Shao Chen, Sun Wei, Li Fuxin, Yang Ruifeng, Zhang Ling, Gao Youhe
Department of Physiology and Pathophysiology, Institute of Basic Medical Sciences, Chinese Academy of Medical Sciences, School of Basic Medicine, Peking Union Medical College, Beijing, China.
J Mass Spectrom. 2009 Jan;44(1):25-31. doi: 10.1002/jms.1466.

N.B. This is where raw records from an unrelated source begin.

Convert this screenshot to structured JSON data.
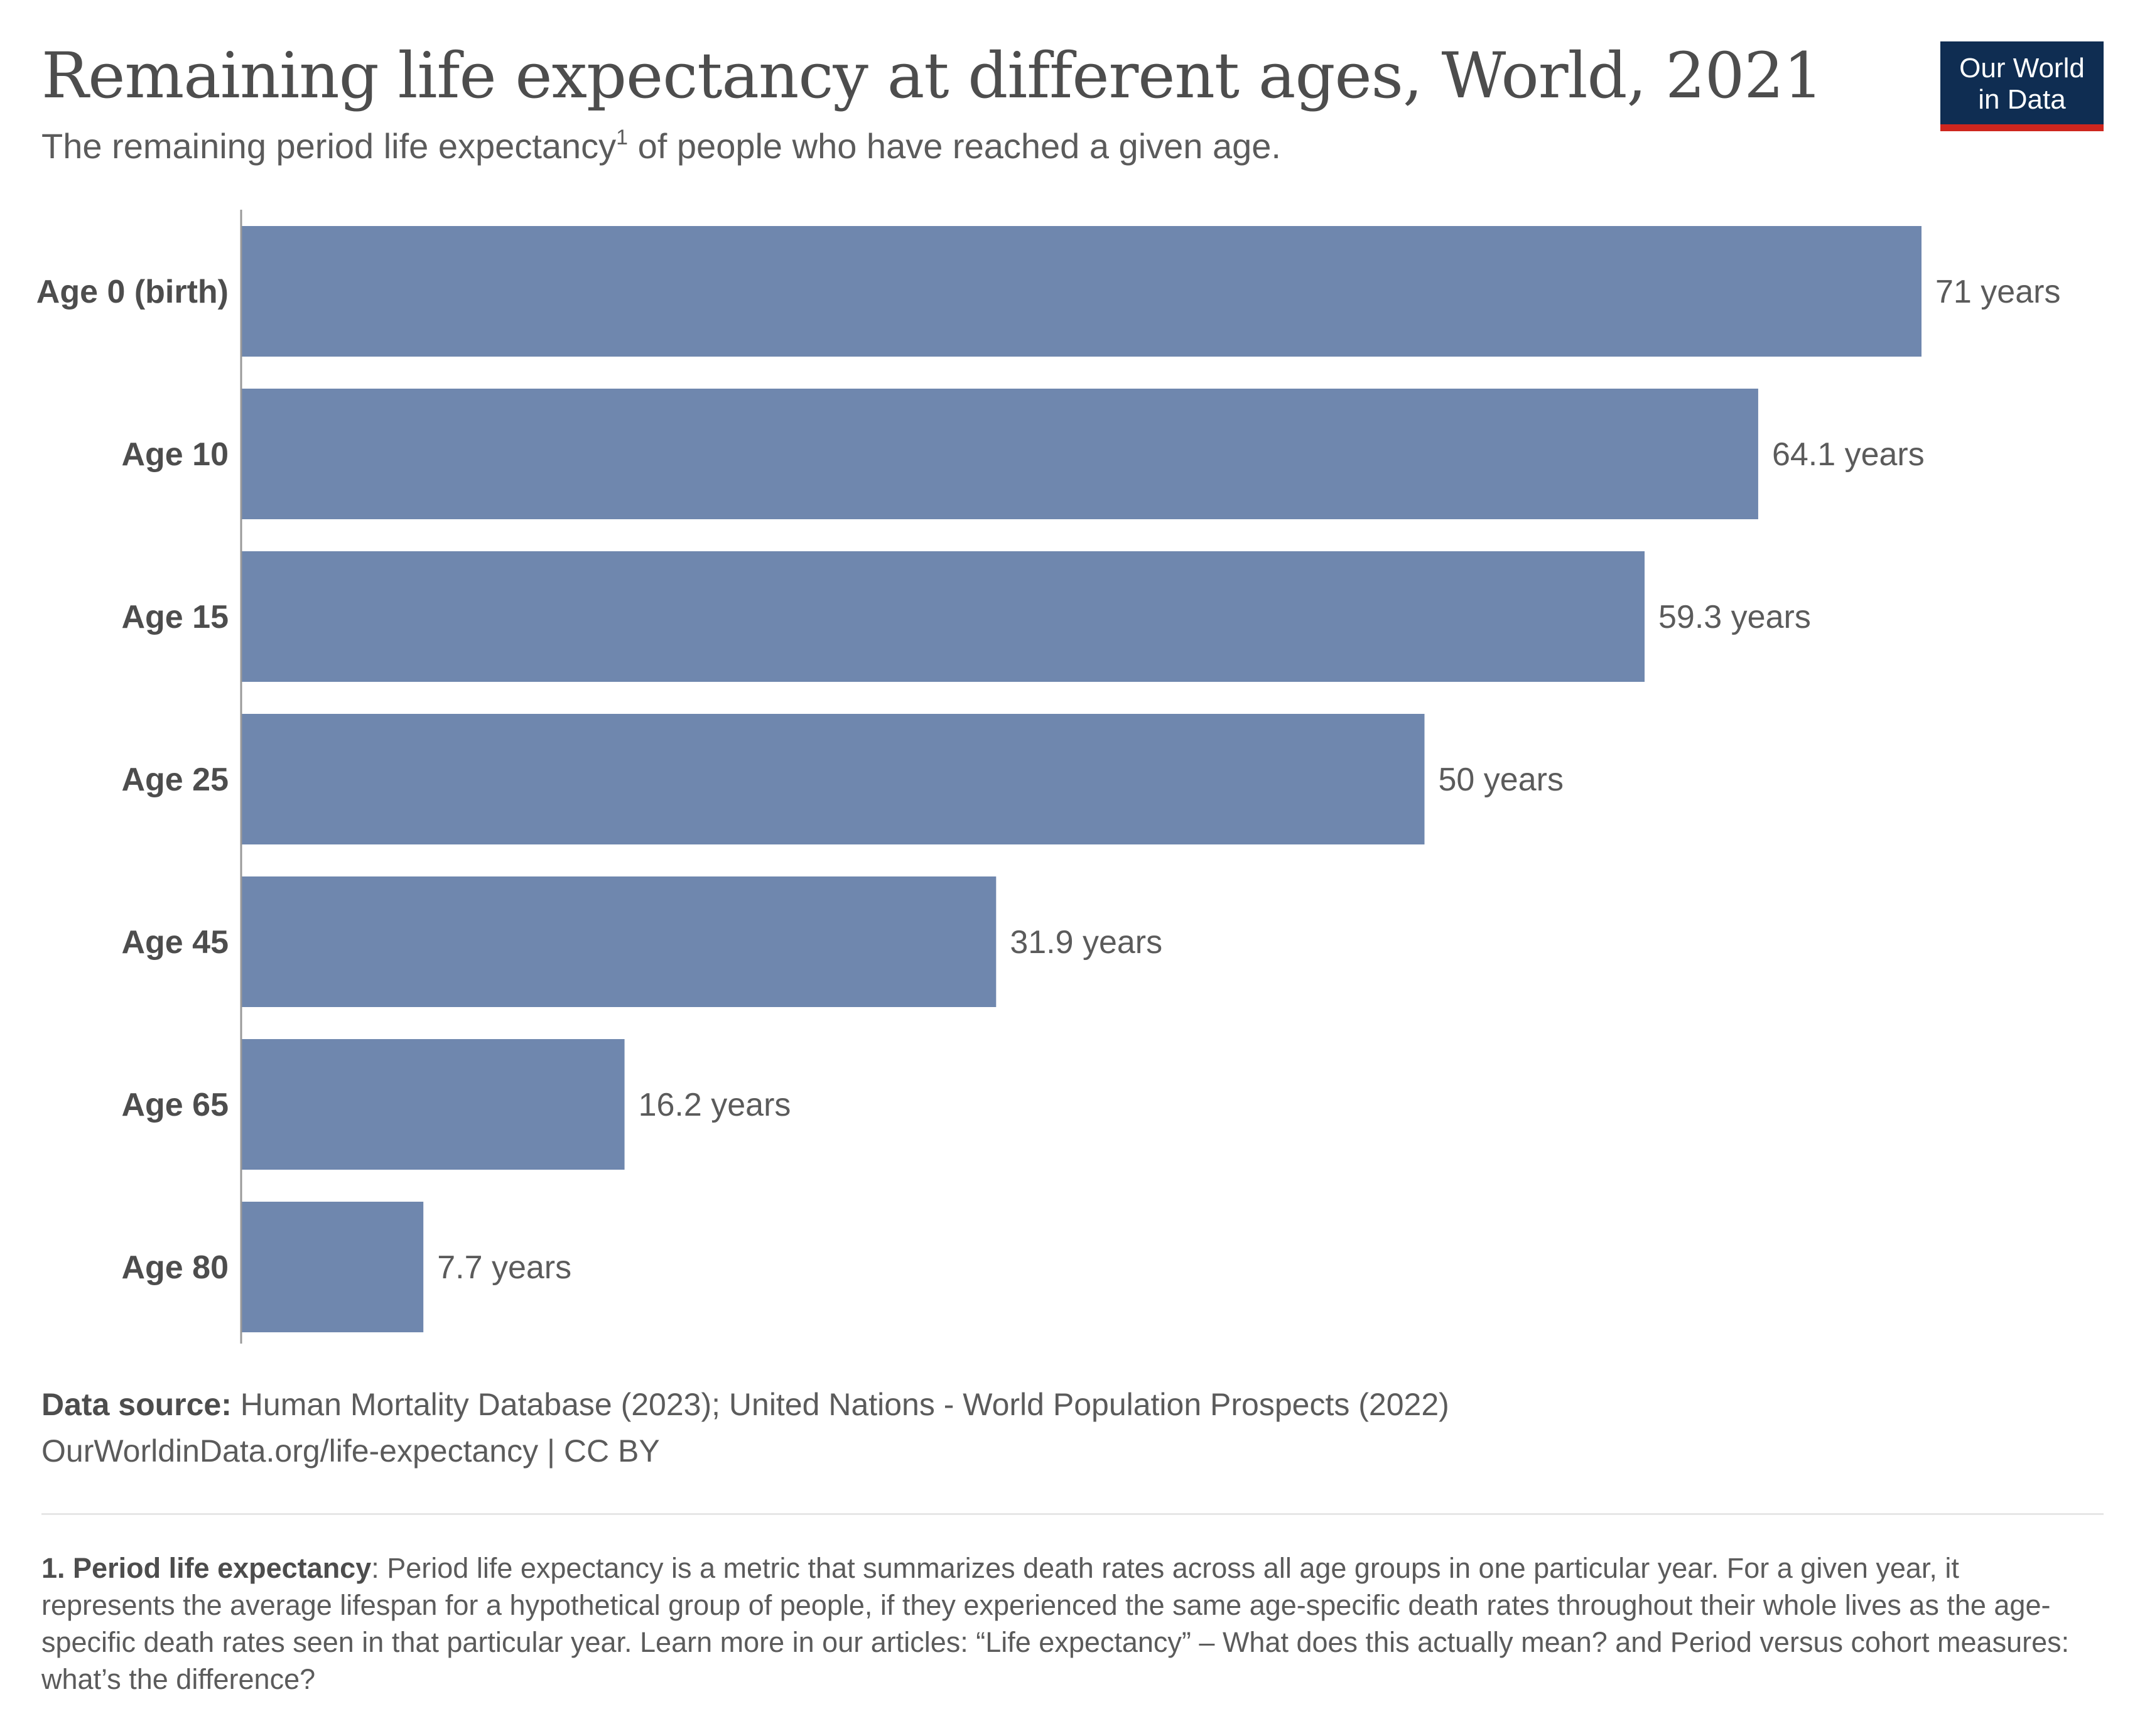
{
  "title": "Remaining life expectancy at different ages, World, 2021",
  "subtitle": {
    "text": "The remaining period life expectancy",
    "marker": "1",
    "text_after": " of people who have reached a given age."
  },
  "logo": {
    "line1": "Our World",
    "line2": "in Data"
  },
  "colors": {
    "bar": "#6f87ae",
    "axis": "#999999",
    "logo_bg": "#0f2d52",
    "logo_accent": "#ce261e"
  },
  "chart_data": {
    "type": "bar",
    "orientation": "horizontal",
    "title": "Remaining life expectancy at different ages, World, 2021",
    "categories": [
      "Age 0 (birth)",
      "Age 10",
      "Age 15",
      "Age 25",
      "Age 45",
      "Age 65",
      "Age 80"
    ],
    "values": [
      71,
      64.1,
      59.3,
      50,
      31.9,
      16.2,
      7.7
    ],
    "value_labels": [
      "71 years",
      "64.1 years",
      "59.3 years",
      "50 years",
      "31.9 years",
      "16.2 years",
      "7.7 years"
    ],
    "unit": "years",
    "xlim": [
      0,
      71
    ],
    "grid": false,
    "legend": "none"
  },
  "source": {
    "label": "Data source:",
    "text": " Human Mortality Database (2023); United Nations - World Population Prospects (2022)",
    "url": "OurWorldinData.org/life-expectancy | CC BY"
  },
  "footnote": {
    "label": "1. Period life expectancy",
    "text": ": Period life expectancy is a metric that summarizes death rates across all age groups in one particular year. For a given year, it represents the average lifespan for a hypothetical group of people, if they experienced the same age-specific death rates throughout their whole lives as the age-specific death rates seen in that particular year. Learn more in our articles: “Life expectancy” – What does this actually mean? and Period versus cohort measures: what’s the difference?"
  }
}
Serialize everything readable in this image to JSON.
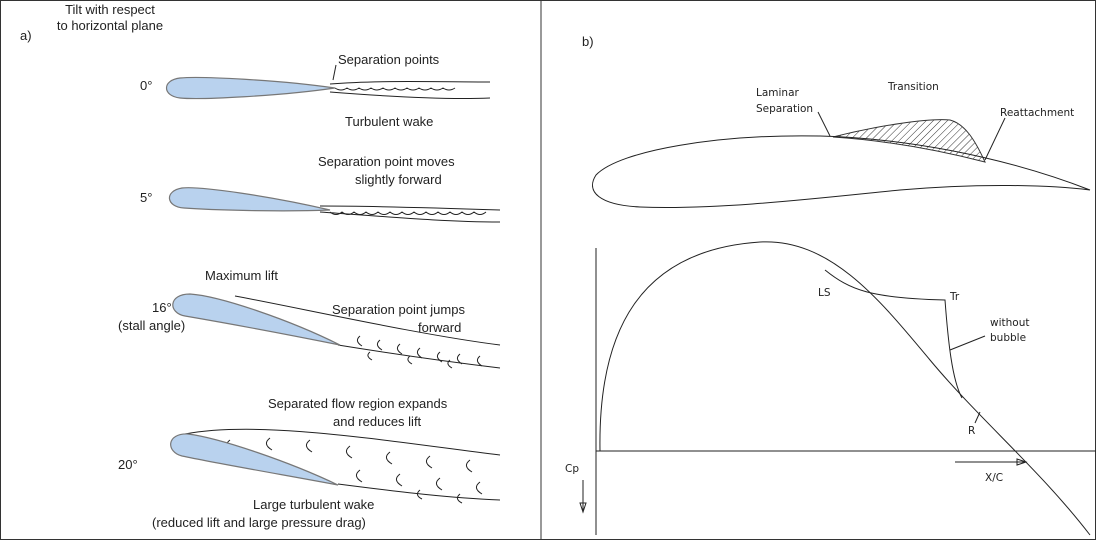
{
  "panel_a": {
    "label": "a)",
    "header": [
      "Tilt with respect",
      "to horizontal plane"
    ],
    "cases": [
      {
        "angle": [
          "0°"
        ],
        "notes": [
          [
            "Separation points"
          ],
          [
            "Turbulent wake"
          ]
        ]
      },
      {
        "angle": [
          "5°"
        ],
        "notes": [
          [
            "Separation point moves",
            "slightly forward"
          ]
        ]
      },
      {
        "angle": [
          "16°",
          "(stall angle)"
        ],
        "notes": [
          [
            "Maximum lift"
          ],
          [
            "Separation point jumps",
            "forward"
          ]
        ]
      },
      {
        "angle": [
          "20°"
        ],
        "notes": [
          [
            "Separated flow region expands",
            "and reduces lift"
          ],
          [
            "Large turbulent wake",
            "(reduced lift and large pressure drag)"
          ]
        ]
      }
    ]
  },
  "panel_b": {
    "label": "b)",
    "airfoil_labels": [
      [
        "Laminar",
        "Separation"
      ],
      [
        "Transition"
      ],
      [
        "Reattachment"
      ]
    ],
    "plot_labels": [
      [
        "LS"
      ],
      [
        "Tr"
      ],
      [
        "without",
        "bubble"
      ],
      [
        "R"
      ],
      [
        "Cp"
      ],
      [
        "X/C"
      ]
    ]
  }
}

Tandem mass spectrometry (MS/MS) has been widely used in proteomics studies. Multiple algorithms have been developed for assessing matches between MS/MS spectra and peptide sequences in databases. However, it is still a challenge to reduce false negative rates without compromising the high confidence of peptide identification. In this study, we developed the score, Oscore, by logistic regression using SEQUEST and AMASS variables to identify fully tryptic peptides. Since these variables showed complicated association with each other, combining them together rather than applying them to a threshold model improved the classification of correct and incorrect peptide identifications. Oscore achieved both a lower false negative rate and a lower false positive rate than PeptideProphet on datasets from 18 known protein mixtures and several proteome-scale samples of different complexity, database size and separation methods. By a three-way comparison among Oscore, PeptideProphet and another logistic regression model which made use of PeptideProphet's variables, the main contributor for the improvement made by Oscore is discussed.
串联质谱(MS/MS)已广泛应用于蛋白质组学研究。已经开发了多种算法来评估MS/MS谱与数据库中肽序列之间的匹配。然而,在不影响肽鉴定高置信度的情况下降低假阴性率仍然是一个挑战。在本研究中,我们通过逻辑回归使用SEQUEST和AMASS变量开发了分数Oscore,以鉴定完全酶解的肽段。由于这些变量之间显示出复杂的关联,将它们组合在一起而不是应用于阈值模型改善了正确和错误肽鉴定的分类。在来自18种已知蛋白质混合物以及几个不同复杂度、数据库大小和分离方法的蛋白质组规模样本的数据集上,Oscore的假阴性率和假阳性率均低于PeptideProphet。通过对Oscore、PeptideProphet和另一个使用PeptideProphet变量的逻辑回归模型进行三方比较,讨论了Oscore改进的主要贡献因素。